Wednesday, October 25, 2006

Still Life

Chairs with Table


Content mops its brow
And lunges into
Form, a perfect ar-

Rangement. Contends with
With no exertion

Whatsoever. If
What matters least is
Occasion for such

How a kiwi looks
On the shiny lid

Of that sensibly
Flat shoe-polish tin
Serves equally well

As any athlete—
A heedless batter
With enough clout to

Face any pitcher,
Knowing a precise

Is about all I got down on the yester-eve of my morn. Tough to juggle the demands of song (it is song) with the spatula’d slap of domesticity and “all.” I like the way Moore niggles the syllabics, no contusion, no throaty outpour, no floody dumbshow

vernaculars.
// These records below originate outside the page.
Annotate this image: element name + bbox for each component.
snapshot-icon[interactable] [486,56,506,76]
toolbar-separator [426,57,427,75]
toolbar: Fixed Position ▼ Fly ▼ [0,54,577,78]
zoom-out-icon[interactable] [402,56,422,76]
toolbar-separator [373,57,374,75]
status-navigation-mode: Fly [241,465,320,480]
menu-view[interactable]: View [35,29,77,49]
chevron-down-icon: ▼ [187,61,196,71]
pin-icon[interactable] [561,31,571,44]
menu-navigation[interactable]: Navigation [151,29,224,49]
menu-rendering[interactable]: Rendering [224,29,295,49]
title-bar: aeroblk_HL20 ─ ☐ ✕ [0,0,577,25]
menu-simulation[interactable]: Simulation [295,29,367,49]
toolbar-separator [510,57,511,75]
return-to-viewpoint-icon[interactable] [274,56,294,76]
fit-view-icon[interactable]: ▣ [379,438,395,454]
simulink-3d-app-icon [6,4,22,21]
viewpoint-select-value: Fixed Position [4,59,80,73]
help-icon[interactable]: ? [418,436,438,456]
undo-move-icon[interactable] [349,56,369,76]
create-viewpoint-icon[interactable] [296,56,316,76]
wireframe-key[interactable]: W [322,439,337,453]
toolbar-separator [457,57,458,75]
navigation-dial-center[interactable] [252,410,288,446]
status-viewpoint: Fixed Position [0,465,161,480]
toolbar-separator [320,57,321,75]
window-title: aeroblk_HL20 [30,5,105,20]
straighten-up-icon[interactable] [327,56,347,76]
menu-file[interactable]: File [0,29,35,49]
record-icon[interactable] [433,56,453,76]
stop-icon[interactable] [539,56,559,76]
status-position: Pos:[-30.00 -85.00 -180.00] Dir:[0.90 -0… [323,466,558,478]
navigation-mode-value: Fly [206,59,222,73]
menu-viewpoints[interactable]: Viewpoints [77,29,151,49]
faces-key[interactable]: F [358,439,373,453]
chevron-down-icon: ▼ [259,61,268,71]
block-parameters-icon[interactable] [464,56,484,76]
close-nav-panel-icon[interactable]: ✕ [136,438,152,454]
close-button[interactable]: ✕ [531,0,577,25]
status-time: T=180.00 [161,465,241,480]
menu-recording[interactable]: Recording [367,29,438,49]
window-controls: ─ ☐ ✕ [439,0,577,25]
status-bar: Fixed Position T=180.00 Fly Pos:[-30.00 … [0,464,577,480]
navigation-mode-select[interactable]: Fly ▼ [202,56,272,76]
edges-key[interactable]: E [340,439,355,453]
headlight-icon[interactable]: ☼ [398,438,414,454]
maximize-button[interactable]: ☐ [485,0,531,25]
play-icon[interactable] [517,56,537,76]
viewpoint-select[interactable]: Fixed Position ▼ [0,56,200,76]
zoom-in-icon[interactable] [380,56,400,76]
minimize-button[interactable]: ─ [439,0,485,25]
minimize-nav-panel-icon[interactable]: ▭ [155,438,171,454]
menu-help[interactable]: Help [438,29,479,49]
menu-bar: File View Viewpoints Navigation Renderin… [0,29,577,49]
I keep thinking of an ink drawing by Mu Qi (c. 1200-1200), “Six Persimmons”—how arrangement doubles with something like grace, pinpointing a momentary stilling of the ever-grinding flux. One looks to Giorgio Morandi’s countless “Natura

Morta”—vases and bottles and pots, all “of the earth”—for a similar quelling of the visible. How opposed it is to a contortionist sense of form, “wild.” (Rexroth, who gets it right: “Then as now, most advance-guard writing was in fact amateurish

corn.”) Though: “The imagists writing in English owe their beginning to the French symbolists. We see this primarily in their loathing for the cliché, for rhetoric and pretentiousness, for oratory, that glib style used by Victor Hugo’s imitators (in

English, Swinburne, Tennyson, and Thompson) who have always repelled us. According to their constant rule, they seek precision of language, sharpness of vision, and compressed thought from which they like to draw a prevailing image.” That’s Remy de

Gourmont, in 1915, reiterating Pound. How (I ask myself, who is always talking) jibe the love of precision and the love of the profligate and messy rootings-about? Damp down the flares of one’s shoutings with the grid’d scrim of syllable-counting?